The General Antiparticle Spectrometer (GAPS) will carry out a sensitive dark matter search by measuring low-energy (E < 0.25 GeV/nucleon) cosmic ray antinuclei. The primary target are low-energy antideuterons that might be produced in the annihilation or decay of dark matter. At these energies the antideuteron intensity from secondary/tertiary interactions is expected to be several orders of magnitude lower with respect to those predicted by beyond the standard model theories. GAPS will also conduct a low-energy antihelium search and will provide the highest-statistics spectral measurement of antiproton at these energies.
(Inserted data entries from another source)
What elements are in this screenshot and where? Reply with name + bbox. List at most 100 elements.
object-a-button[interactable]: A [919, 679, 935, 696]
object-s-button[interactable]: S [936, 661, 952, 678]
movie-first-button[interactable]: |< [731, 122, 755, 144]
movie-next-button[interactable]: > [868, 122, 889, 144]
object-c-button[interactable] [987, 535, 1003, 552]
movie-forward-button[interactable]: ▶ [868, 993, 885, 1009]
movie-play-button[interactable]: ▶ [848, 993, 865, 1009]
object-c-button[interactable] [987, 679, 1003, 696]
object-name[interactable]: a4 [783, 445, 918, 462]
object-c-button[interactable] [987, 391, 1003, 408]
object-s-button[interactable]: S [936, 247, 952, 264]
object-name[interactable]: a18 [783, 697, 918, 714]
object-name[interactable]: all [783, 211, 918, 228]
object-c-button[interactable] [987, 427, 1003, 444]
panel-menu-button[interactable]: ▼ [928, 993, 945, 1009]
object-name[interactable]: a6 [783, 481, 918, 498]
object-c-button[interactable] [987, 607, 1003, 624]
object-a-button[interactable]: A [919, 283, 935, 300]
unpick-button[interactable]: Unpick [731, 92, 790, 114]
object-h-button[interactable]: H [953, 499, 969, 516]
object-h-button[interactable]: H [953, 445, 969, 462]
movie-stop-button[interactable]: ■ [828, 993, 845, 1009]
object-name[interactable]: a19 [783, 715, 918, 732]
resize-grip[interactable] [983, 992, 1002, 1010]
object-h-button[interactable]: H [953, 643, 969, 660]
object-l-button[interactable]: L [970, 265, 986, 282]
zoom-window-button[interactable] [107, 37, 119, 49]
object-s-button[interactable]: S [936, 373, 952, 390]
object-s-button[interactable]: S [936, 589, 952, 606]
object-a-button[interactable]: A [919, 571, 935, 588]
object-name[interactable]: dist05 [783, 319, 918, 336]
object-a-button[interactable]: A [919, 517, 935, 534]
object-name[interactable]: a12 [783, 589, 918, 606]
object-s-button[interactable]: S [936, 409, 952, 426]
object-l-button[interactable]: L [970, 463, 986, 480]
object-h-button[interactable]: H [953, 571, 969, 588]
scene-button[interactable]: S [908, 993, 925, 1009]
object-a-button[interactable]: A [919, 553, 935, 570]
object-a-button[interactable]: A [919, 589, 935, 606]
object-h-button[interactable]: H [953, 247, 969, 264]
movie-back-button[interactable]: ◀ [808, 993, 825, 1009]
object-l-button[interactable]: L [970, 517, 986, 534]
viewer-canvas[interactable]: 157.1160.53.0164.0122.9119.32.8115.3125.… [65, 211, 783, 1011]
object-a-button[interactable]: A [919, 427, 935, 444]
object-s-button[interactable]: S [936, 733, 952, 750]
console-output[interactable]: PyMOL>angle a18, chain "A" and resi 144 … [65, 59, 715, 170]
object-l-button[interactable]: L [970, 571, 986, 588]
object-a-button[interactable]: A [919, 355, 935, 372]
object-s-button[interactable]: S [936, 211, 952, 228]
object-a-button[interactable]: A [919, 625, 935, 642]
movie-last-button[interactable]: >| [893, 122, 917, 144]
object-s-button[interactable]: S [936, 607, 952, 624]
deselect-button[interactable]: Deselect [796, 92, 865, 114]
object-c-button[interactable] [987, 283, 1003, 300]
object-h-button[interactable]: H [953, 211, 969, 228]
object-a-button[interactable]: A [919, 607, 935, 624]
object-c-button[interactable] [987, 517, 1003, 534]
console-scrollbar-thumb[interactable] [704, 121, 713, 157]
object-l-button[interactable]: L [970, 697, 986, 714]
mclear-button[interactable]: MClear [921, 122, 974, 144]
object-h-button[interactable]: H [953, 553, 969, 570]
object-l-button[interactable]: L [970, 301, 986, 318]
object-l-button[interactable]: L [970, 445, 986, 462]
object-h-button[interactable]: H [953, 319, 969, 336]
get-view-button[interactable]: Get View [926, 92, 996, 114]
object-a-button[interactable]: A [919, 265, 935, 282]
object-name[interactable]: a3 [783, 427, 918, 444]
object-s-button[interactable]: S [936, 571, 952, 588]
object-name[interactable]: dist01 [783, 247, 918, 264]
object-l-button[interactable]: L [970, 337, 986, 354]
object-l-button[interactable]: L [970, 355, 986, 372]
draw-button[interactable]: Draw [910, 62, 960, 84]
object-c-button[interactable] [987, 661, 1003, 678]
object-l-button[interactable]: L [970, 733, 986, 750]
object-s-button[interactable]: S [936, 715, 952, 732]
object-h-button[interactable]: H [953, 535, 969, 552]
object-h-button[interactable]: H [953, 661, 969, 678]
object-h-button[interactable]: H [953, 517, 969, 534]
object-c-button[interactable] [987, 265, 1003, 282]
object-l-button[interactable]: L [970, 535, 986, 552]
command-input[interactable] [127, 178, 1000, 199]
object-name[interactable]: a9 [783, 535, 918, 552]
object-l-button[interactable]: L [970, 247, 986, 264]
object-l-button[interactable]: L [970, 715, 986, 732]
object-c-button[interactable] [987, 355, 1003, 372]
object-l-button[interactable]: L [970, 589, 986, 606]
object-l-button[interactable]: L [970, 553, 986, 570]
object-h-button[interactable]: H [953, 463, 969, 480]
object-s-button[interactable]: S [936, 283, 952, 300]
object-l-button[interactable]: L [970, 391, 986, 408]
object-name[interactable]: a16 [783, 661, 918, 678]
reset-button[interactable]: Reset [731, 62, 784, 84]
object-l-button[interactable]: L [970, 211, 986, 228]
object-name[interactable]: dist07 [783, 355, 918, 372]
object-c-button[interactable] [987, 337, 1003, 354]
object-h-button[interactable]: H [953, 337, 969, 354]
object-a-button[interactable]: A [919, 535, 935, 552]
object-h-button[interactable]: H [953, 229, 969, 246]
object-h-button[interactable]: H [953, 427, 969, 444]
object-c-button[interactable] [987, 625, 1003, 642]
Combined, these observations will provide a powerful search for dark matter and for primordial black hole evaporation.
GAPS will use a novel particle identification method based on exotic atom formation and
decay with emission of pions, protons and atomic X-rays from a common annihilation vertex.
This detection technique will give GAPS the high rejection factors necessary for rare antinuclei searches.
The detector consists of a tracker, made up by ten planes of lithium-drifted silicon Si(Li) detectors, surrounded by a plastic scintillator
The first of a series of a long-duration Antarctic balloon flight is expected for the austral summer of 2020 or 2021. This presentation covers the scientific motivation for the GAPS experiment, its design and its current status.